Why does a space cause the remembered pattern in sed to output different things

时间:2016-07-11 20:32:23

标签: regex bash shell sed regex-greedy

I'm trying to get the value of the value entry in this xml line via terminal so I'm using sed.

abcs='<param name="abc" value="bob3" no_but_why="4"/>'

echo $abcs | sed -e 's/.*value="\(.*\)" .*/\1/'
echo $abcs | sed -e 's/.*value="\(.*\)".*/\1/'

The output is:

bob3
bob3" no_but_why="4

Why does the second way without the space cause more than just what I wanted to be printed out? Why would the \1 be affected by that

1 个答案:

答案 0 :(得分:8)

As you can see difference is use of greedy pattern .* in second regex after " without space.

Reason why it is behaving differently because there is a double quote after no_but_why= as well and .* being a greedy pattern is matching until last " before /> in second regex.

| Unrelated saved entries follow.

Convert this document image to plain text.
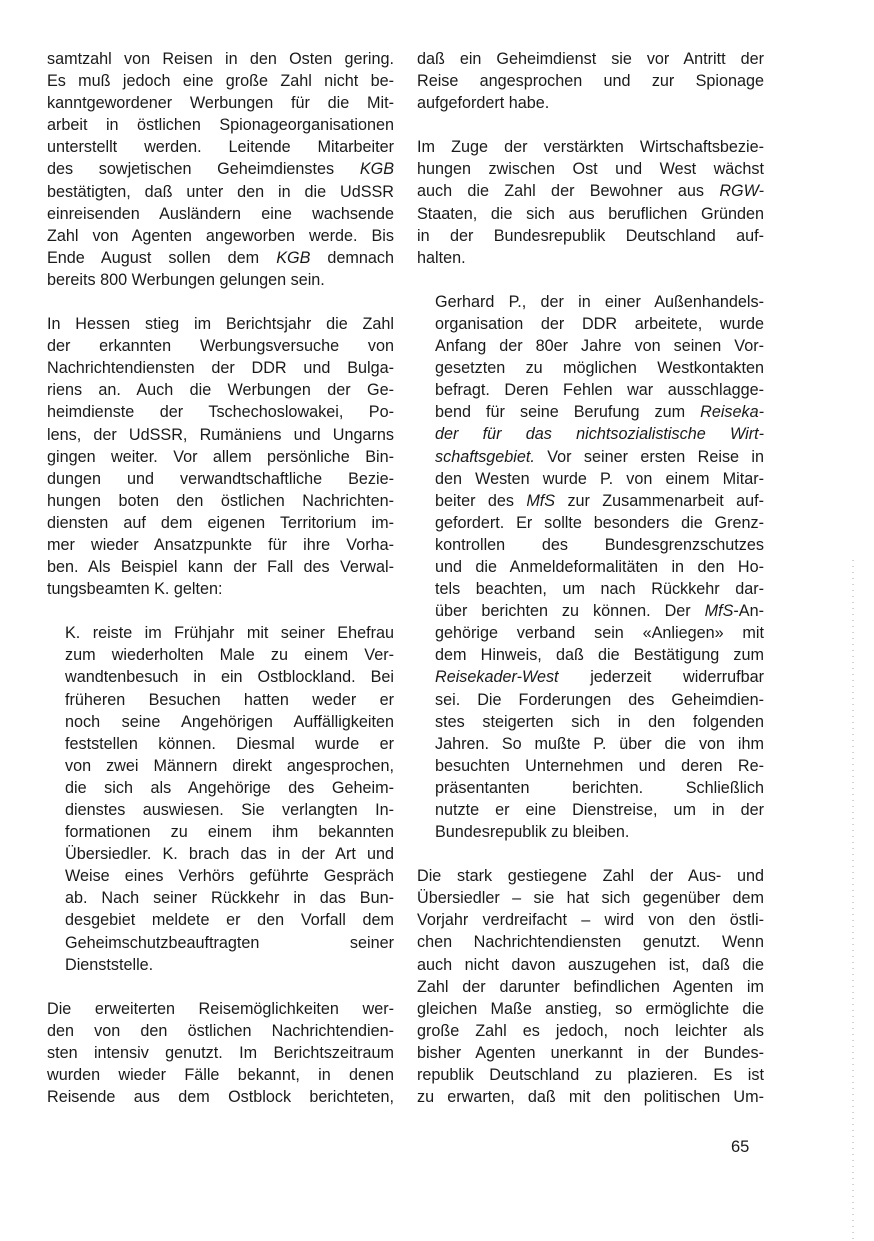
samtzahl von Reisen in den Osten gering.
Es muß jedoch eine große Zahl nicht be-
kanntgewordener Werbungen für die Mit-
arbeit in östlichen Spionageorganisationen
unterstellt werden. Leitende Mitarbeiter
des sowjetischen Geheimdienstes KGB
bestätigten, daß unter den in die UdSSR
einreisenden Ausländern eine wachsende
Zahl von Agenten angeworben werde. Bis
Ende August sollen dem KGB demnach
bereits 800 Werbungen gelungen sein.
In Hessen stieg im Berichtsjahr die Zahl
der erkannten Werbungsversuche von
Nachrichtendiensten der DDR und Bulga-
riens an. Auch die Werbungen der Ge-
heimdienste der Tschechoslowakei, Po-
lens, der UdSSR, Rumäniens und Ungarns
gingen weiter. Vor allem persönliche Bin-
dungen und verwandtschaftliche Bezie-
hungen boten den östlichen Nachrichten-
diensten auf dem eigenen Territorium im-
mer wieder Ansatzpunkte für ihre Vorha-
ben. Als Beispiel kann der Fall des Verwal-
tungsbeamten K. gelten:
K. reiste im Frühjahr mit seiner Ehefrau
zum wiederholten Male zu einem Ver-
wandtenbesuch in ein Ostblockland. Bei
früheren Besuchen hatten weder er
noch seine Angehörigen Auffälligkeiten
feststellen können. Diesmal wurde er
von zwei Männern direkt angesprochen,
die sich als Angehörige des Geheim-
dienstes auswiesen. Sie verlangten In-
formationen zu einem ihm bekannten
Übersiedler. K. brach das in der Art und
Weise eines Verhörs geführte Gespräch
ab. Nach seiner Rückkehr in das Bun-
desgebiet meldete er den Vorfall dem
Geheimschutzbeauftragten seiner
Dienststelle.
Die erweiterten Reisemöglichkeiten wer-
den von den östlichen Nachrichtendien-
sten intensiv genutzt. Im Berichtszeitraum
wurden wieder Fälle bekannt, in denen
Reisende aus dem Ostblock berichteten,
daß ein Geheimdienst sie vor Antritt der
Reise angesprochen und zur Spionage
aufgefordert habe.
Im Zuge der verstärkten Wirtschaftsbezie-
hungen zwischen Ost und West wächst
auch die Zahl der Bewohner aus RGW-
Staaten, die sich aus beruflichen Gründen
in der Bundesrepublik Deutschland auf-
halten.
Gerhard P., der in einer Außenhandels-
organisation der DDR arbeitete, wurde
Anfang der 80er Jahre von seinen Vor-
gesetzten zu möglichen Westkontakten
befragt. Deren Fehlen war ausschlagge-
bend für seine Berufung zum Reiseka-
der für das nichtsozialistische Wirt-
schaftsgebiet. Vor seiner ersten Reise in
den Westen wurde P. von einem Mitar-
beiter des MfS zur Zusammenarbeit auf-
gefordert. Er sollte besonders die Grenz-
kontrollen des Bundesgrenzschutzes
und die Anmeldeformalitäten in den Ho-
tels beachten, um nach Rückkehr dar-
über berichten zu können. Der MfS-An-
gehörige verband sein «Anliegen» mit
dem Hinweis, daß die Bestätigung zum
Reisekader-West jederzeit widerrufbar
sei. Die Forderungen des Geheimdien-
stes steigerten sich in den folgenden
Jahren. So mußte P. über die von ihm
besuchten Unternehmen und deren Re-
präsentanten berichten. Schließlich
nutzte er eine Dienstreise, um in der
Bundesrepublik zu bleiben.
Die stark gestiegene Zahl der Aus- und
Übersiedler – sie hat sich gegenüber dem
Vorjahr verdreifacht – wird von den östli-
chen Nachrichtendiensten genutzt. Wenn
auch nicht davon auszugehen ist, daß die
Zahl der darunter befindlichen Agenten im
gleichen Maße anstieg, so ermöglichte die
große Zahl es jedoch, noch leichter als
bisher Agenten unerkannt in der Bundes-
republik Deutschland zu plazieren. Es ist
zu erwarten, daß mit den politischen Um-
65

In your first regex "\(.*\)" is matching only "bob3" because there is a space after this which makes regex engine prevent .* matching till last double quote in input.

To avoid this situation you should be using negated character class instead of greedy matching.

Consider these sed command examples:

sed -e 's/.*value="\([^"]*\)" .*/\1/' <<< "$abcs"
bob3

sed -e 's/.*value="\([^"]*\)".*/\1/' <<< "$abcs"
bob3

Now you can see both command are producing same output bob3 because negated character class [^"]* will match until it gets next " not till the very last " in input as the case with .*.